5. How Synthetic Data Helps:
Synthetic data can play a crucial role in reducing AI bias by providing balanced and representative datasets that mitigate the limitations of real-world data. Synthetic data is artificially generated rather than collected from real-world events, allowing for the creation of datasets that include diverse and equitable representations of various demographic groups. This helps address issues like underrepresentation and limited features that often lead to biased AI models. By supplementing or replacing biased real-world data, synthetic data ensures that machine learning models are trained on a more comprehensive and unbiased dataset. Synthetic data generation techniques, such as Generative Adversarial Networks (GANs) and Variational Autoencoders (VAEs), can simulate realistic and varied data points that reflect the full spectrum of potential scenarios and populations. This enhances the generalization capabilities of AI models, ensuring they perform well across different groups and conditions. Synthetic data can also be used to test and validate AI systems, identifying and correcting biases before deployment. By integrating synthetic data into the training process, developers can create fairer, more robust, and trustworthy AI systems that better serve diverse populations.

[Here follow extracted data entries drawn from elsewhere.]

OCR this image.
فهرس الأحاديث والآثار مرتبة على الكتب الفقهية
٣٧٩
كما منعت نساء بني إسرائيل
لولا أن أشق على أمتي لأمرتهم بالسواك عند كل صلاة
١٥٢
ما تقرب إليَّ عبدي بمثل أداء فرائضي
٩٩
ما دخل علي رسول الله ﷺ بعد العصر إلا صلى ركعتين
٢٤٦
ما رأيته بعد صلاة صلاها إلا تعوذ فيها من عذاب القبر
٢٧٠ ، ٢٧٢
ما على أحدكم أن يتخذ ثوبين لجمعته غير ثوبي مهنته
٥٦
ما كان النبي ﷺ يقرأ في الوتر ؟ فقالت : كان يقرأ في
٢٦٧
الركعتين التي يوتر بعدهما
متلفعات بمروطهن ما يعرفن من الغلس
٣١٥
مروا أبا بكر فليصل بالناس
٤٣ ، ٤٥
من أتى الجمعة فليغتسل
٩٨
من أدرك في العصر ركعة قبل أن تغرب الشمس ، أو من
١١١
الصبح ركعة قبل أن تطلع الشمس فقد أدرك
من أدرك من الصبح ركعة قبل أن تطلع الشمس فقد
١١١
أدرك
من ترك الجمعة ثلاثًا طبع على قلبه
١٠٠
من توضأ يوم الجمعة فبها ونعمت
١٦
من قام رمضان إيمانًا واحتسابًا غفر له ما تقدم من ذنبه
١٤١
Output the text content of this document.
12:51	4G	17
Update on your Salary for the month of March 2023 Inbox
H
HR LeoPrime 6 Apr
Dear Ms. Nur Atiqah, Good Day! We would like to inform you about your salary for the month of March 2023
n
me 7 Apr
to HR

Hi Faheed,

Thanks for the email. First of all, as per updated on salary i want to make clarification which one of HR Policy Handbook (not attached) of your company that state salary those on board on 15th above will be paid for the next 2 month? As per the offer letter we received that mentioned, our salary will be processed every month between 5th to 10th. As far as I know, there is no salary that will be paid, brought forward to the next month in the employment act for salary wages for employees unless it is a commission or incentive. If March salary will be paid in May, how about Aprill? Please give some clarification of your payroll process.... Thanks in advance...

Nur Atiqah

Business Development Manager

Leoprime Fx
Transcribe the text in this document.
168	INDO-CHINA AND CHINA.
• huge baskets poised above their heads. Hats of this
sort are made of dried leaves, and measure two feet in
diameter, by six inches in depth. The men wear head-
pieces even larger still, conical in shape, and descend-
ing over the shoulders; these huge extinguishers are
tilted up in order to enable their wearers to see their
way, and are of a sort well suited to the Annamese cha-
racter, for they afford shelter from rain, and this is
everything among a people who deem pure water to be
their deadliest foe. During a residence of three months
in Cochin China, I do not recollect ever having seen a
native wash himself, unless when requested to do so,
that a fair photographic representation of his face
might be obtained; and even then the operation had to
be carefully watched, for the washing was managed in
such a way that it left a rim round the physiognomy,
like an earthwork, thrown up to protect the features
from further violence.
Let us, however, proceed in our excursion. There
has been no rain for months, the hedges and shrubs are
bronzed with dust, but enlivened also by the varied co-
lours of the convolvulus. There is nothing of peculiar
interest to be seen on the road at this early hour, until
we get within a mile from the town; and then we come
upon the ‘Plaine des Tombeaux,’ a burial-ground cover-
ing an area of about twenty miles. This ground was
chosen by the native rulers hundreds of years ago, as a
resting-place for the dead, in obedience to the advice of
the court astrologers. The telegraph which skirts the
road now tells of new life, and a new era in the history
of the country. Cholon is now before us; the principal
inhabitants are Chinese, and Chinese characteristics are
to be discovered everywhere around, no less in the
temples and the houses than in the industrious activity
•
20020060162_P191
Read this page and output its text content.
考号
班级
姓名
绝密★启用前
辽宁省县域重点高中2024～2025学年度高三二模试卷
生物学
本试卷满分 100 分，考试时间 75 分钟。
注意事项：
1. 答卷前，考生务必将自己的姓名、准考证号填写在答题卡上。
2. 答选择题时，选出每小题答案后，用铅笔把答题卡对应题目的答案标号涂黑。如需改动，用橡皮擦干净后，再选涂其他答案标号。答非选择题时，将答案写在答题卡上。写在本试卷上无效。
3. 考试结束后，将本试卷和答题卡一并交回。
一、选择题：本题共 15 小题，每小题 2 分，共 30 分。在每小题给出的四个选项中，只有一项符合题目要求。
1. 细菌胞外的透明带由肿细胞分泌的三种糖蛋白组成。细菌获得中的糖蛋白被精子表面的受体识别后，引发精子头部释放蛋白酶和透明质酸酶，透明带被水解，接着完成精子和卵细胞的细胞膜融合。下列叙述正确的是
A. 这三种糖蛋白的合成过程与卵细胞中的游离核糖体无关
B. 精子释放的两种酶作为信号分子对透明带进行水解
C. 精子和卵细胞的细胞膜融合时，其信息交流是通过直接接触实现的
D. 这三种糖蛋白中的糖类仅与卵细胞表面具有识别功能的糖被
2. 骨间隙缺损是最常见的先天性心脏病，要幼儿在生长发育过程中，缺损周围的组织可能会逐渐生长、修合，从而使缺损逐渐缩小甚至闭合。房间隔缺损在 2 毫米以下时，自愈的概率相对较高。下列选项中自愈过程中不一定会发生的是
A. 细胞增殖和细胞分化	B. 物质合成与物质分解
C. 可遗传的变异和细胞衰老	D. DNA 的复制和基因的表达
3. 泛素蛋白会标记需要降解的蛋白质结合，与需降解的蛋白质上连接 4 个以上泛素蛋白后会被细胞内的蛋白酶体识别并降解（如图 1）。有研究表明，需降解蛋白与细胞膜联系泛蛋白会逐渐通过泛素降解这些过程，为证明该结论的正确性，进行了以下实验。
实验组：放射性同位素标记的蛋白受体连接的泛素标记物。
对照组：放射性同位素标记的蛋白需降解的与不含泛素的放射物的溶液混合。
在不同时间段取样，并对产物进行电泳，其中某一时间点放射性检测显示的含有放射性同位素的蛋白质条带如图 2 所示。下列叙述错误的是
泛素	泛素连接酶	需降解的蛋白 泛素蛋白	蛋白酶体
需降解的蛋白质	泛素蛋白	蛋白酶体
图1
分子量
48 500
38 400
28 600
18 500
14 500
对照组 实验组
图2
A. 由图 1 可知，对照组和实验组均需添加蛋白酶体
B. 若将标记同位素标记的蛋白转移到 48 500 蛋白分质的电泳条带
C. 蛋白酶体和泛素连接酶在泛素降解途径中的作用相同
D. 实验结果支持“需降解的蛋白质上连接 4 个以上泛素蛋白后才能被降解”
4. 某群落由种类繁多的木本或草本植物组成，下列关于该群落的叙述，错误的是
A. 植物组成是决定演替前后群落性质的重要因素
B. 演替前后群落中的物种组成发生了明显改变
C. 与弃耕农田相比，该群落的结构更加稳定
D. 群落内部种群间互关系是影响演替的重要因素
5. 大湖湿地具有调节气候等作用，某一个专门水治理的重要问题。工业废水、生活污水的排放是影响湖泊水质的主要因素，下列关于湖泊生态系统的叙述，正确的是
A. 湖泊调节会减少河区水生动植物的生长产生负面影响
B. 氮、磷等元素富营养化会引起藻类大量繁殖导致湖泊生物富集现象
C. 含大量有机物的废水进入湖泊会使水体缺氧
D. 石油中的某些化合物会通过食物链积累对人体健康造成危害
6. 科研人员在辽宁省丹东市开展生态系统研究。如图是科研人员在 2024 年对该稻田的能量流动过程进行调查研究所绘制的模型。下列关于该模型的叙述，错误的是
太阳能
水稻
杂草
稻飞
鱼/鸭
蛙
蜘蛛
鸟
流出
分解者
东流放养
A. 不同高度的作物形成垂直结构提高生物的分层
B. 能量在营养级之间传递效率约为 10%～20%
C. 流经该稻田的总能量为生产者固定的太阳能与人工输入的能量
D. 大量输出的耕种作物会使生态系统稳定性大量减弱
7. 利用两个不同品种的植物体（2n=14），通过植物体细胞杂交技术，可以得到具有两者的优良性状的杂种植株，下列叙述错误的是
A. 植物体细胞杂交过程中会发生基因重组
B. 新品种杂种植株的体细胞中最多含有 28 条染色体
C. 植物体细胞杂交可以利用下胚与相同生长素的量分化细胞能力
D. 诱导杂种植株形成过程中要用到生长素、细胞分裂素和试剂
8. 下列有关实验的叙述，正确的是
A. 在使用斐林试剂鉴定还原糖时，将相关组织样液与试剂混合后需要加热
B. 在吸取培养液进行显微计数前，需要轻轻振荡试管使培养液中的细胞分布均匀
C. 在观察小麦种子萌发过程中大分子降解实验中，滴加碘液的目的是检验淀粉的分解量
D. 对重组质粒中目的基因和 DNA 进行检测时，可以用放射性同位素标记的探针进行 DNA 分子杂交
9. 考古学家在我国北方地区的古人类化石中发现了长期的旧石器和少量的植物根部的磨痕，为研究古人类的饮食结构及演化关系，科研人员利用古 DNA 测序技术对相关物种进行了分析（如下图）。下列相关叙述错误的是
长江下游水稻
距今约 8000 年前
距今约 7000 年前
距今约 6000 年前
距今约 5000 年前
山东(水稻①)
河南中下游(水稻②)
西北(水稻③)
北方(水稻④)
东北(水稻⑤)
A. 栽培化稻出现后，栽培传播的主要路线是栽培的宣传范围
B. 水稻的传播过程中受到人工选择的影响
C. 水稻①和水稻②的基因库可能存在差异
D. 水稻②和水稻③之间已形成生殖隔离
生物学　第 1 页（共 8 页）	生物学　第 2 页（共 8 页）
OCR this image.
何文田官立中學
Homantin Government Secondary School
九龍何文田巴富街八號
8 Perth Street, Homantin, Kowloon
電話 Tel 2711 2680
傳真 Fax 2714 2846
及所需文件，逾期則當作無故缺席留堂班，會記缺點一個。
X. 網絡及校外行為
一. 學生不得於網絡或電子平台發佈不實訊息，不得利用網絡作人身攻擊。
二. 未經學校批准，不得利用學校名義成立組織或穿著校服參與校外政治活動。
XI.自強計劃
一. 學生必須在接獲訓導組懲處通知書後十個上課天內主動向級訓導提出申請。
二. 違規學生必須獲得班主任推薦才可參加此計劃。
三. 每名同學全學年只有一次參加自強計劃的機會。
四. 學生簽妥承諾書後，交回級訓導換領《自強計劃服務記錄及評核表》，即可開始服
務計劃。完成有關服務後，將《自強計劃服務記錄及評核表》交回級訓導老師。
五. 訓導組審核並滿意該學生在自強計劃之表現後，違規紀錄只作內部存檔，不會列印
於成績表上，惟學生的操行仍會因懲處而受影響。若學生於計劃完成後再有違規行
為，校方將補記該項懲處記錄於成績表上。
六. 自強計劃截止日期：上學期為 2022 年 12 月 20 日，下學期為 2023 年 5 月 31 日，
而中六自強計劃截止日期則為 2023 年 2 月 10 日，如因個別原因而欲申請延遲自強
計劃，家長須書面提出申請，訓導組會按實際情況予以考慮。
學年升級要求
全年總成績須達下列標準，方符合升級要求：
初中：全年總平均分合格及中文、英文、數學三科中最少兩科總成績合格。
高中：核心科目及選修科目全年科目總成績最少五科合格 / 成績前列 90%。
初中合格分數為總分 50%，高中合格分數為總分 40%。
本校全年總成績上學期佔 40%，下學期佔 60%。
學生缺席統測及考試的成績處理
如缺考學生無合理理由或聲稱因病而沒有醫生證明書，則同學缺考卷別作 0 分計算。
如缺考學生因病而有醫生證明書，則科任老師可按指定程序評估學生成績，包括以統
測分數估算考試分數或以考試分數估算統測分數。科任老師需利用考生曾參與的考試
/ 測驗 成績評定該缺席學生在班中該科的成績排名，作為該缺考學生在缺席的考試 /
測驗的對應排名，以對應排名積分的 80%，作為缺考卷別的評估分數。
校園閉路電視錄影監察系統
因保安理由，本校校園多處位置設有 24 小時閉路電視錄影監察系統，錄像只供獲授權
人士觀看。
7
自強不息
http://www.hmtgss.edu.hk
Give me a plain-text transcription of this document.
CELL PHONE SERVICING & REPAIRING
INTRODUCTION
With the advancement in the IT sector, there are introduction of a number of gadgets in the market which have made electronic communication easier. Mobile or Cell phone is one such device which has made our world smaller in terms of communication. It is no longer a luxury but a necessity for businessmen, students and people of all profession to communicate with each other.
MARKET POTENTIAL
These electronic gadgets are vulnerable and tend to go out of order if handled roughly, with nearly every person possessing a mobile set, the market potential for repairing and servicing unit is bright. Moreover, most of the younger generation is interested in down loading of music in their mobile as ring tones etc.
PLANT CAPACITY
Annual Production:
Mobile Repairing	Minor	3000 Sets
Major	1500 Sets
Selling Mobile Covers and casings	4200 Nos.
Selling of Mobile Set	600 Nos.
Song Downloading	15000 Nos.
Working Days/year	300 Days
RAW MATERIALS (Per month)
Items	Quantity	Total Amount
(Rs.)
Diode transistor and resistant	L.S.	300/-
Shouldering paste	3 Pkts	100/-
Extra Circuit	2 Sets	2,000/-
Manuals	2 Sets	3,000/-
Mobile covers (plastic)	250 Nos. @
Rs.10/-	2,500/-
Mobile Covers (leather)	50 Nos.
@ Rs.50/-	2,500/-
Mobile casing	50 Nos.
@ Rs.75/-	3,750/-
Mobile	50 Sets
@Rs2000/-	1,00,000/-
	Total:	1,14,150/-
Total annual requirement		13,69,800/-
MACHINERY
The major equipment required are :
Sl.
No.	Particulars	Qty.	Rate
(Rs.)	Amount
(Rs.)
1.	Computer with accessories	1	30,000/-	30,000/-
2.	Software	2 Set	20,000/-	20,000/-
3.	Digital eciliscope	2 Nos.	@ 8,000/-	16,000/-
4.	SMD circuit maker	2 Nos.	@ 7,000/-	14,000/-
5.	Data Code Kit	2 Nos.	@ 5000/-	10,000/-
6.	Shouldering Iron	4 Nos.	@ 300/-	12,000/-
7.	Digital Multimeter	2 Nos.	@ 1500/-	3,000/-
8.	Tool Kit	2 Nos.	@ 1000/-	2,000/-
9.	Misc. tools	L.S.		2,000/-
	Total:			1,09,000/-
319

6. BetterData’s Bias-Correcting Synthetic Data System:
Many synthetic data companies have tried to address bias by increasing the number of samples of underrepresented groups. However, Betterdata’s ML team findings resonate with those in the ICML 2023 paper, which proved that simply adding synthetic data without considering the downstream ML model will not improve performance. Instead, Betterdata’s programmable synthetic data platform directly improves underrepresented classes of the downstream ML task by targeting incorrectly predicted samples and creating synthetic data to improve performance. Through this, Betterdata’s technology can consistently improve precision rates by up to 5%, improving positive predictions.